Vous pouvez remarquer que la concaténation entre une chaîne de caractères et une variable booléenne, effectuée grâce à l'opérateur "+" est possible. En fait, cela revient à concaténer deux chaînes de caractères car la valeur de la variable booléenne est convertie en une chaîne de caractères par l'opérateur de concaténation.

 

On a la possibilité de connaître la longueur d'un tableau référencé par la variable tableau en utilisant : tableau.length;

length est en quelque sorte un attribut du tableau, attribut que l'on peut d'ailleurs uniquement lire.

 

L'exemple suivant a pour objectif de montrer comment manipuler un tableau d'objets, ici un tableau d'Integer.
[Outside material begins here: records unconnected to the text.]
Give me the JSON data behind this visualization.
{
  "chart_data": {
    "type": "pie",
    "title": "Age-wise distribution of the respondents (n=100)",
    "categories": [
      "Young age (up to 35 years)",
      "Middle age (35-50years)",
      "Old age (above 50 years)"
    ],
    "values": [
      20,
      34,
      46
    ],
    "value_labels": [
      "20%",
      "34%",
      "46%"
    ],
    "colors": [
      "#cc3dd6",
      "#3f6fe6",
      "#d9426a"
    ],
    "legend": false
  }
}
A part pour cela, il n'est pas utile, pour additionner quelques entiers, d'utiliser la classe Integer.

 

class TableauD {

  public static void main(String[] argv) {

    Integer tableau[]= new Integer[4];

    int somme=0;

 

    for (int i =0;i<tableau.length;i++)

             tableau[i]=new Integer(i);

                 

    for (int i =0;i<tableau.length;i++)

             somme+=tableau[i].intValue();

                                         

    System.out.println("Somme des entiers : " +somme);

  }

}

 

On obtient à l'exécution :

Somme des entiers : 6

 

Integer : la classe java.lang.Integer, à consulter comme beaucoup d'autre classes du JDK directement dans la documentation de java, contient beaucoup de méthodes statiques ou non, pour gérer le type int ; à titre d'exemple, la méthode public static int parseInt(String s) convertit la chaîne s en un int.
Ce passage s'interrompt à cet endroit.